宋婉凝却软在他怀里,捂着脸哭道:“南弦,季姑娘听闻你要娶我,气得打了我一巴掌,还骂我不知廉耻,呜呜......要不我们的婚事还是算了吧。”
“她算什么东西!”
鹤南弦闻言大怒,神情瞬间变冷:“我们的婚事还轮不到她接受,你才是将来的当家主母,这次就让她学学规矩!”
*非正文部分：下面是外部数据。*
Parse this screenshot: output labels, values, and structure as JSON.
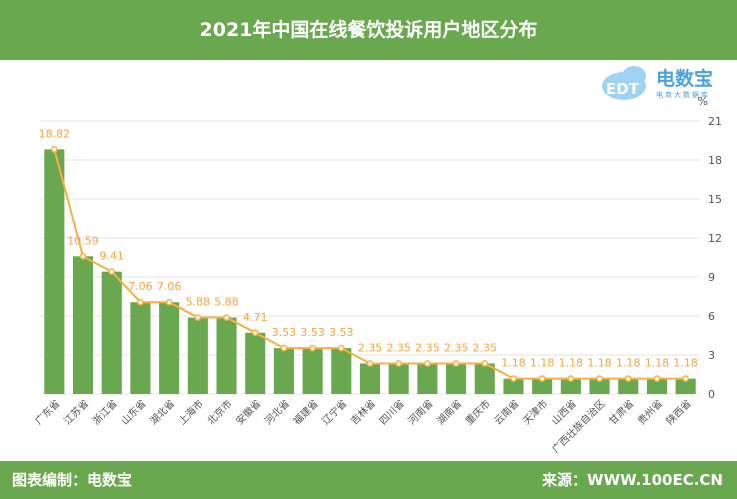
{
  "header": {
    "title": "2021年中国在线餐饮投诉用户地区分布"
  },
  "footer": {
    "left": "图表编制：电数宝",
    "right": "来源：WWW.100EC.CN"
  },
  "logo": {
    "text": "电数宝",
    "sub": "电商大数据库",
    "badge": "EDT"
  },
  "chart_data": {
    "type": "bar",
    "categories": [
      "广东省",
      "江苏省",
      "浙江省",
      "山东省",
      "湖北省",
      "上海市",
      "北京市",
      "安徽省",
      "河北省",
      "福建省",
      "辽宁省",
      "吉林省",
      "四川省",
      "河南省",
      "湖南省",
      "重庆市",
      "云南省",
      "天津市",
      "山西省",
      "广西壮族自治区",
      "甘肃省",
      "贵州省",
      "陕西省"
    ],
    "values": [
      18.82,
      10.59,
      9.41,
      7.06,
      7.06,
      5.88,
      5.88,
      4.71,
      3.53,
      3.53,
      3.53,
      2.35,
      2.35,
      2.35,
      2.35,
      2.35,
      1.18,
      1.18,
      1.18,
      1.18,
      1.18,
      1.18,
      1.18
    ],
    "value_labels": [
      "18.82",
      "10.59",
      "9.41",
      "7.06",
      "7.06",
      "5.88",
      "5.88",
      "4.71",
      "3.53",
      "3.53",
      "3.53",
      "2.35",
      "2.35",
      "2.35",
      "2.35",
      "2.35",
      "1.18",
      "1.18",
      "1.18",
      "1.18",
      "1.18",
      "1.18",
      "1.18"
    ],
    "ylabel": "%",
    "ylim": [
      0,
      21
    ],
    "yticks": [
      "0",
      "3",
      "6",
      "9",
      "12",
      "15",
      "18",
      "21"
    ],
    "y_axis_side": "right",
    "grid": true,
    "overlay_line": true,
    "colors": {
      "bar": "#6aa84f",
      "line": "#f6b042",
      "label": "#f6a53a",
      "grid": "#e6e6e6",
      "tick": "#555555"
    }
  }
}
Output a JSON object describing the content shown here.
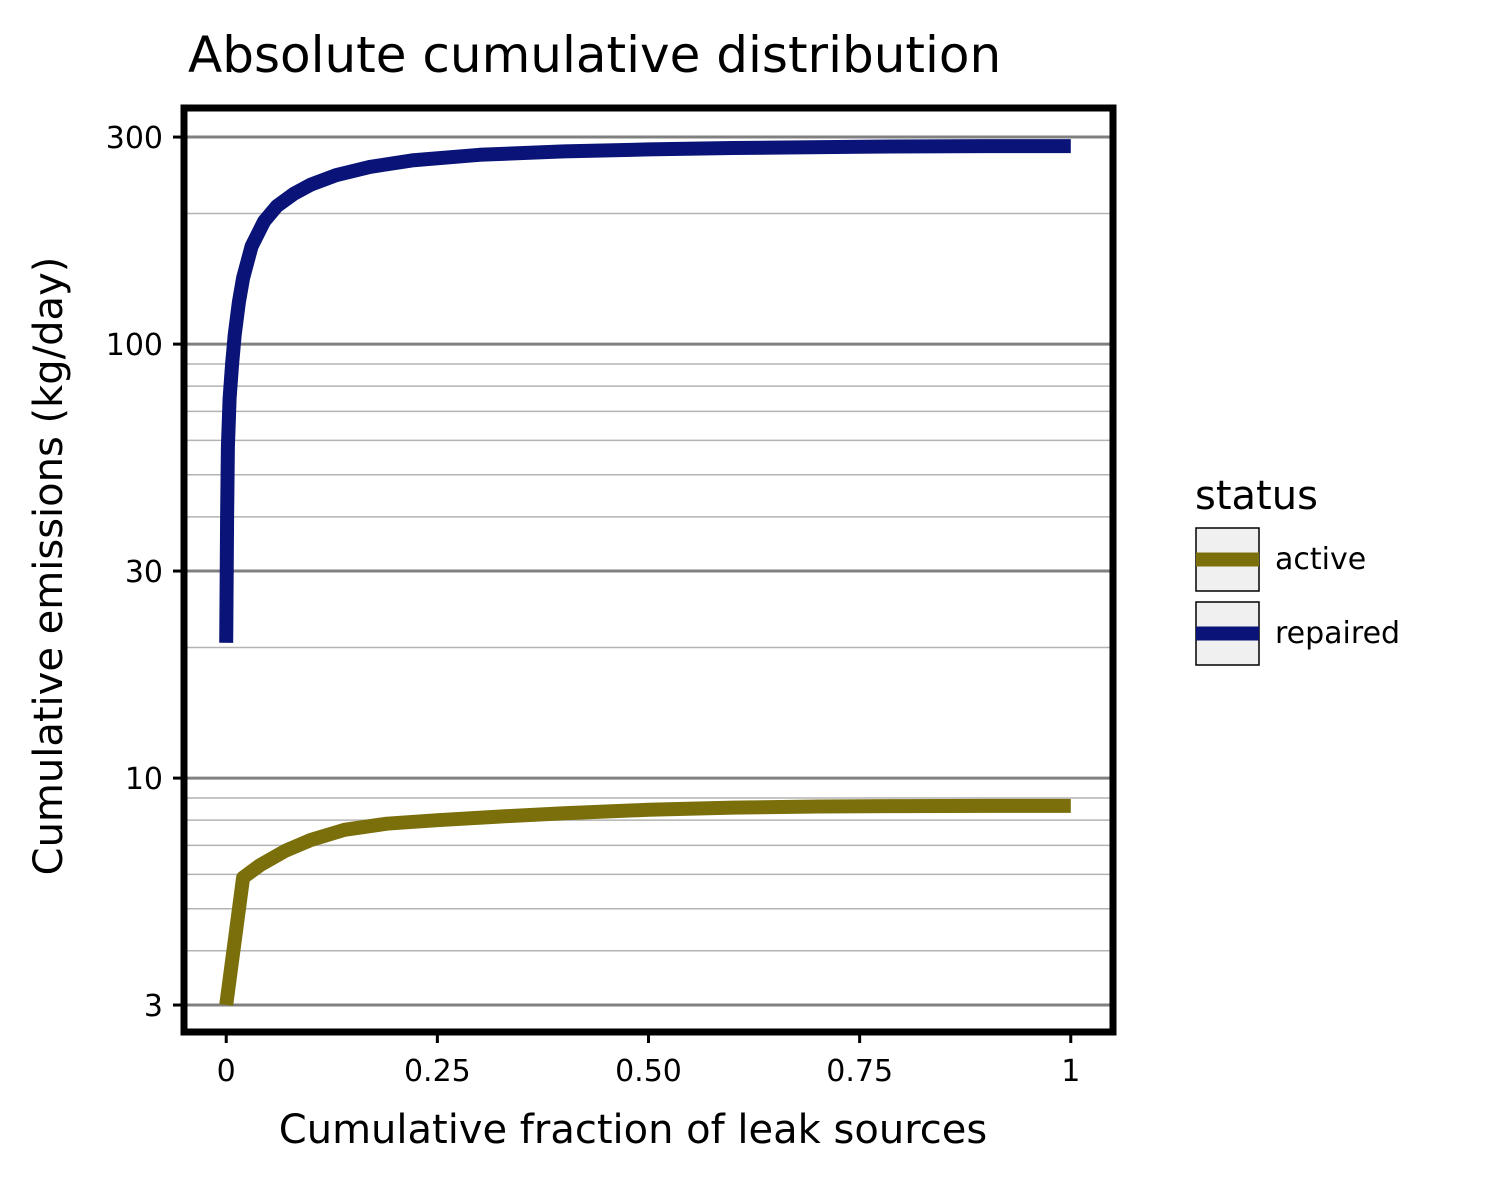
{
  "chart_data": {
    "type": "line",
    "title": "Absolute cumulative distribution",
    "xlabel": "Cumulative fraction of leak sources",
    "ylabel": "Cumulative emissions (kg/day)",
    "xlim": [
      -0.05,
      1.05
    ],
    "ylim": [
      2.6,
      350
    ],
    "y_scale": "log",
    "x_ticks": [
      0,
      0.25,
      0.5,
      0.75,
      1
    ],
    "x_tick_labels": [
      "0",
      "0.25",
      "0.50",
      "0.75",
      "1"
    ],
    "y_ticks": [
      3,
      10,
      30,
      100,
      300
    ],
    "y_tick_labels": [
      "3",
      "10",
      "30",
      "100",
      "300"
    ],
    "grid": true,
    "legend": {
      "title": "status",
      "placement": "right"
    },
    "series": [
      {
        "name": "active",
        "color": "#7a6f0a",
        "x": [
          0.0,
          0.02,
          0.04,
          0.07,
          0.1,
          0.14,
          0.19,
          0.25,
          0.32,
          0.4,
          0.5,
          0.6,
          0.7,
          0.8,
          0.9,
          1.0
        ],
        "y": [
          3.0,
          5.9,
          6.3,
          6.8,
          7.2,
          7.6,
          7.85,
          8.0,
          8.15,
          8.3,
          8.45,
          8.55,
          8.6,
          8.62,
          8.63,
          8.63
        ]
      },
      {
        "name": "repaired",
        "color": "#0a1478",
        "x": [
          0.0,
          0.001,
          0.002,
          0.004,
          0.007,
          0.01,
          0.015,
          0.02,
          0.03,
          0.045,
          0.06,
          0.08,
          0.1,
          0.13,
          0.17,
          0.22,
          0.3,
          0.4,
          0.5,
          0.6,
          0.75,
          0.9,
          1.0
        ],
        "y": [
          20.5,
          40,
          58,
          75,
          90,
          105,
          125,
          142,
          168,
          192,
          208,
          222,
          233,
          245,
          256,
          265,
          273,
          278,
          281,
          283,
          285,
          286,
          286
        ]
      }
    ]
  }
}
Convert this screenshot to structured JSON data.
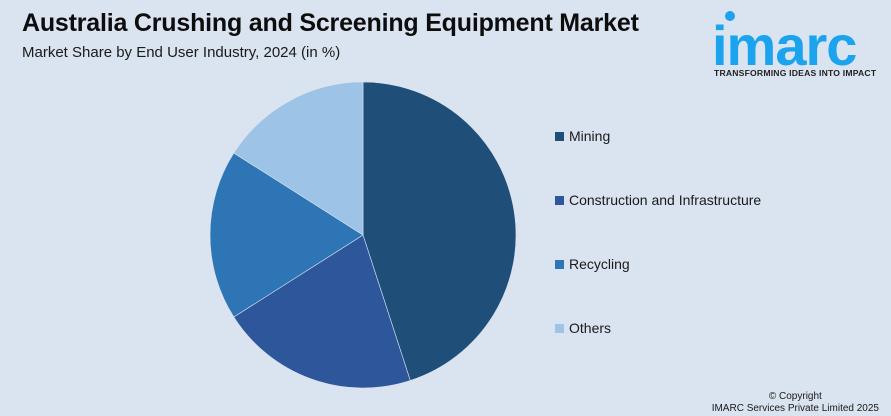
{
  "header": {
    "title": "Australia Crushing and Screening Equipment Market",
    "subtitle": "Market Share by End User Industry, 2024 (in %)"
  },
  "logo": {
    "wordmark": "imarc",
    "tagline": "TRANSFORMING IDEAS INTO IMPACT",
    "color": "#1BA3EE"
  },
  "footer": {
    "copyright_line1": "© Copyright",
    "copyright_line2": "IMARC Services Private Limited 2025"
  },
  "chart_data": {
    "type": "pie",
    "title": "Australia Crushing and Screening Equipment Market",
    "subtitle": "Market Share by End User Industry, 2024 (in %)",
    "categories": [
      "Mining",
      "Construction and Infrastructure",
      "Recycling",
      "Others"
    ],
    "values": [
      45,
      21,
      18,
      16
    ],
    "colors": [
      "#1F4E79",
      "#2E569B",
      "#2E75B6",
      "#9DC3E6"
    ],
    "start_angle_deg": 0,
    "direction": "clockwise",
    "data_labels": false,
    "legend_position": "right"
  }
}
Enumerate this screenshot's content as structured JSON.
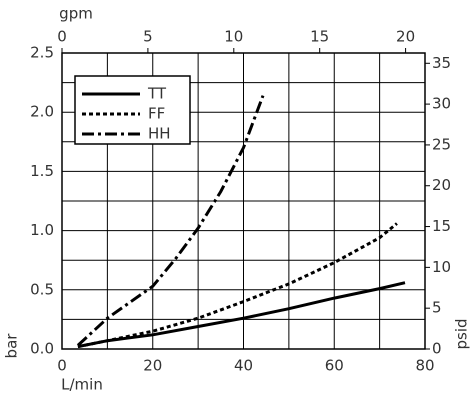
{
  "chart_data": {
    "type": "line",
    "x_label": "L/min",
    "y_label": "bar",
    "x2_label": "gpm",
    "y2_label": "psid",
    "xlim": [
      0,
      80
    ],
    "xticks": [
      0,
      20,
      40,
      60,
      80
    ],
    "x_minor_ticks": [
      10,
      30,
      50,
      70
    ],
    "ylim": [
      0,
      2.5
    ],
    "yticks": [
      {
        "value": 0,
        "label": "0.0"
      },
      {
        "value": 0.5,
        "label": "0.5"
      },
      {
        "value": 1,
        "label": "1.0"
      },
      {
        "value": 1.5,
        "label": "1.5"
      },
      {
        "value": 2,
        "label": "2.0"
      },
      {
        "value": 2.5,
        "label": "2.5"
      }
    ],
    "y_minor_ticks": [
      0.25,
      0.75,
      1.25,
      1.75,
      2.25
    ],
    "x2lim": [
      0,
      21.13
    ],
    "x2ticks": [
      0,
      5,
      10,
      15,
      20
    ],
    "y2lim": [
      0,
      36.26
    ],
    "y2ticks": [
      0,
      5,
      10,
      15,
      20,
      25,
      30,
      35
    ],
    "grid": true,
    "legend": "upper left",
    "series": [
      {
        "name": "TT",
        "color": "#000000",
        "dash": "solid",
        "x": [
          3.5,
          10,
          20,
          30,
          40,
          50,
          60,
          70,
          75.6
        ],
        "values": [
          0.02,
          0.07,
          0.12,
          0.19,
          0.26,
          0.34,
          0.43,
          0.51,
          0.56
        ]
      },
      {
        "name": "FF",
        "color": "#000000",
        "dash": "dotted",
        "x": [
          3.5,
          10,
          20,
          30,
          40,
          50,
          60,
          70,
          73.8
        ],
        "values": [
          0.02,
          0.07,
          0.15,
          0.26,
          0.4,
          0.55,
          0.73,
          0.94,
          1.06
        ]
      },
      {
        "name": "HH",
        "color": "#000000",
        "dash": "dashdot",
        "x": [
          3.5,
          10,
          20,
          25,
          30,
          35,
          40,
          44.3
        ],
        "values": [
          0.03,
          0.26,
          0.53,
          0.76,
          1.02,
          1.33,
          1.7,
          2.14
        ]
      }
    ]
  }
}
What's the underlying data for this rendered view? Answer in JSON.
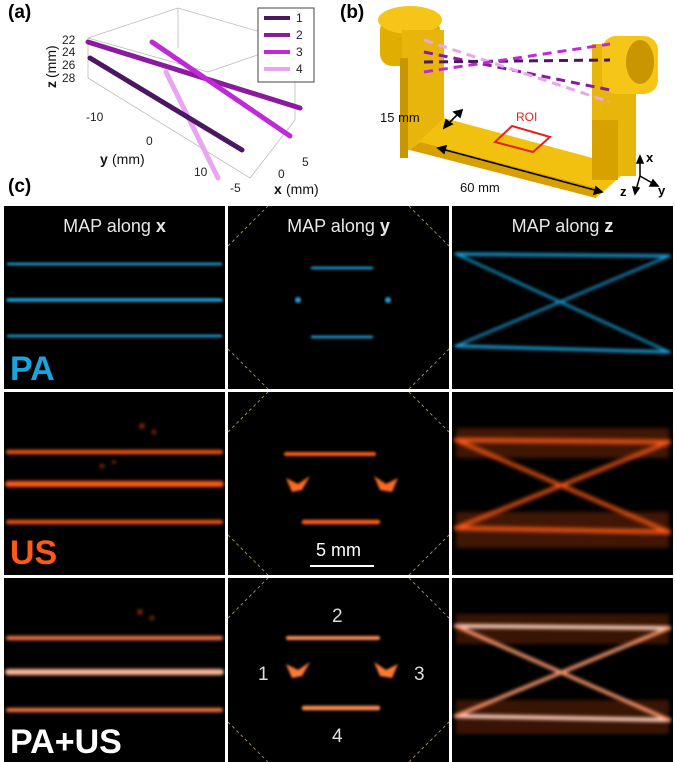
{
  "panels": {
    "a": "(a)",
    "b": "(b)",
    "c": "(c)"
  },
  "plot3d": {
    "z_axis_label": "z",
    "z_axis_unit": "(mm)",
    "z_ticks": [
      "22",
      "24",
      "26",
      "28"
    ],
    "y_axis_label": "y",
    "y_axis_unit": "(mm)",
    "y_ticks": [
      "-10",
      "0",
      "10"
    ],
    "x_axis_label": "x",
    "x_axis_unit": "(mm)",
    "x_ticks": [
      "5",
      "0",
      "-5"
    ],
    "legend": [
      "1",
      "2",
      "3",
      "4"
    ],
    "colors": [
      "#4a1761",
      "#8a1a9e",
      "#c02ad6",
      "#e7a6ee"
    ]
  },
  "phantom": {
    "dim_thickness": "15 mm",
    "dim_length": "60 mm",
    "roi_label": "ROI",
    "axis_x": "x",
    "axis_y": "y",
    "axis_z": "z",
    "body_color": "#f2c10f",
    "roi_color": "#e2231a"
  },
  "grid": {
    "headers": [
      {
        "prefix": "MAP along ",
        "axis": "x"
      },
      {
        "prefix": "MAP along ",
        "axis": "y"
      },
      {
        "prefix": "MAP along ",
        "axis": "z"
      }
    ],
    "rows": [
      {
        "label": "PA",
        "color": "#1ba3dd"
      },
      {
        "label": "US",
        "color": "#ff5a14"
      },
      {
        "label": "PA+US",
        "color": "#ffffff"
      }
    ],
    "scale_bar": "5 mm",
    "wire_labels": [
      "1",
      "2",
      "3",
      "4"
    ]
  }
}
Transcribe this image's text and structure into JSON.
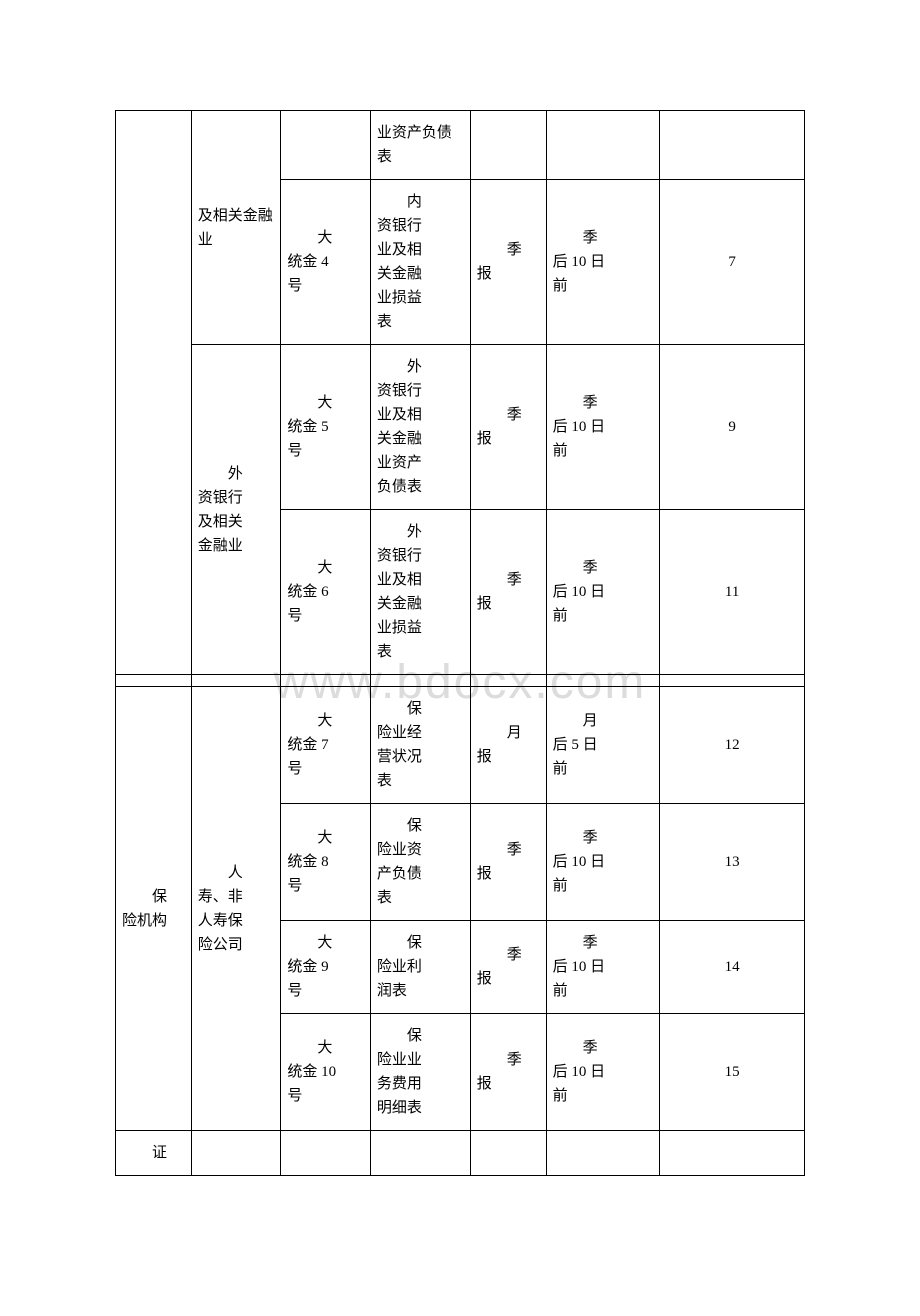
{
  "watermark": "www.bdocx.com",
  "table": {
    "columns": [
      "col1",
      "col2",
      "col3",
      "col4",
      "col5",
      "col6",
      "col7"
    ],
    "rows": [
      {
        "cells": [
          {
            "text": "",
            "rowspan": 4,
            "col": 1
          },
          {
            "text": "及相关金融业",
            "rowspan": 1,
            "col": 2,
            "indent": false
          },
          {
            "text": "",
            "rowspan": 1,
            "col": 3
          },
          {
            "text": "业资产负债表",
            "rowspan": 1,
            "col": 4,
            "indent": false
          },
          {
            "text": "",
            "rowspan": 1,
            "col": 5
          },
          {
            "text": "",
            "rowspan": 1,
            "col": 6
          },
          {
            "text": "",
            "rowspan": 1,
            "col": 7
          }
        ]
      },
      {
        "cells": [
          {
            "text": "",
            "col": 2,
            "rowspan": 1,
            "empty_merge": true
          },
          {
            "text": "大统金 4号",
            "col": 3,
            "indent": true,
            "label": "大统金4号"
          },
          {
            "text": "内资银行业及相关金融业损益表",
            "col": 4,
            "indent": true
          },
          {
            "text": "季报",
            "col": 5,
            "indent": true
          },
          {
            "text": "季后 10 日前",
            "col": 6,
            "indent": true
          },
          {
            "text": "7",
            "col": 7,
            "center": true
          }
        ]
      },
      {
        "cells": [
          {
            "text": "外资银行及相关金融业",
            "col": 2,
            "rowspan": 2,
            "indent": true
          },
          {
            "text": "大统金 5号",
            "col": 3,
            "indent": true
          },
          {
            "text": "外资银行业及相关金融业资产负债表",
            "col": 4,
            "indent": true
          },
          {
            "text": "季报",
            "col": 5,
            "indent": true
          },
          {
            "text": "季后 10 日前",
            "col": 6,
            "indent": true
          },
          {
            "text": "9",
            "col": 7,
            "center": true
          }
        ]
      },
      {
        "cells": [
          {
            "text": "大统金 6号",
            "col": 3,
            "indent": true
          },
          {
            "text": "外资银行业及相关金融业损益表",
            "col": 4,
            "indent": true
          },
          {
            "text": "季报",
            "col": 5,
            "indent": true
          },
          {
            "text": "季后 10 日前",
            "col": 6,
            "indent": true
          },
          {
            "text": "11",
            "col": 7,
            "center": true
          }
        ]
      },
      {
        "spacer": true,
        "cells": [
          {
            "text": "",
            "col": 1
          },
          {
            "text": "",
            "col": 2
          },
          {
            "text": "",
            "col": 3
          },
          {
            "text": "",
            "col": 4
          },
          {
            "text": "",
            "col": 5
          },
          {
            "text": "",
            "col": 6
          },
          {
            "text": "",
            "col": 7
          }
        ]
      },
      {
        "cells": [
          {
            "text": "保险机构",
            "col": 1,
            "rowspan": 4,
            "indent": true
          },
          {
            "text": "人寿、非人寿保险公司",
            "col": 2,
            "rowspan": 4,
            "indent": true
          },
          {
            "text": "大统金 7号",
            "col": 3,
            "indent": true
          },
          {
            "text": "保险业经营状况表",
            "col": 4,
            "indent": true
          },
          {
            "text": "月报",
            "col": 5,
            "indent": true
          },
          {
            "text": "月后 5 日前",
            "col": 6,
            "indent": true
          },
          {
            "text": "12",
            "col": 7,
            "center": true
          }
        ]
      },
      {
        "cells": [
          {
            "text": "大统金 8号",
            "col": 3,
            "indent": true
          },
          {
            "text": "保险业资产负债表",
            "col": 4,
            "indent": true
          },
          {
            "text": "季报",
            "col": 5,
            "indent": true
          },
          {
            "text": "季后 10 日前",
            "col": 6,
            "indent": true
          },
          {
            "text": "13",
            "col": 7,
            "center": true
          }
        ]
      },
      {
        "cells": [
          {
            "text": "大统金 9号",
            "col": 3,
            "indent": true
          },
          {
            "text": "保险业利润表",
            "col": 4,
            "indent": true
          },
          {
            "text": "季报",
            "col": 5,
            "indent": true
          },
          {
            "text": "季后 10 日前",
            "col": 6,
            "indent": true
          },
          {
            "text": "14",
            "col": 7,
            "center": true
          }
        ]
      },
      {
        "cells": [
          {
            "text": "大统金 10号",
            "col": 3,
            "indent": true
          },
          {
            "text": "保险业业务费用明细表",
            "col": 4,
            "indent": true
          },
          {
            "text": "季报",
            "col": 5,
            "indent": true
          },
          {
            "text": "季后 10 日前",
            "col": 6,
            "indent": true
          },
          {
            "text": "15",
            "col": 7,
            "center": true
          }
        ]
      },
      {
        "cells": [
          {
            "text": "证",
            "col": 1,
            "indent": true
          },
          {
            "text": "",
            "col": 2
          },
          {
            "text": "",
            "col": 3
          },
          {
            "text": "",
            "col": 4
          },
          {
            "text": "",
            "col": 5
          },
          {
            "text": "",
            "col": 6
          },
          {
            "text": "",
            "col": 7
          }
        ]
      }
    ]
  }
}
“我没关系的......”宋婉凝仍是那副悲悯姿态:你快把季姑娘救上来吧,别出事了。”
闻言,鹤南弦身子顿住。
可下一秒,只是淡淡瞥了荷塘里的季扶摇一眼:“别装了,我知道你懂水性的。”
然后牵着宋婉凝离开了。
季扶摇意识渐弱,耳边萦绕着那句“她算什么东西”。
是啊,她算什么?
被利用的棋子,还是一颗用完就弃的废棋。
呵!
季扶摇,你太可悲了。
就在她以为快死时,一道身影扑通跳下,将她救了起来,然后送回她的厢房。
当晚,季扶摇高烧不退。
喉咙火辣辣地疼,身上忽冷忽热,神志不清。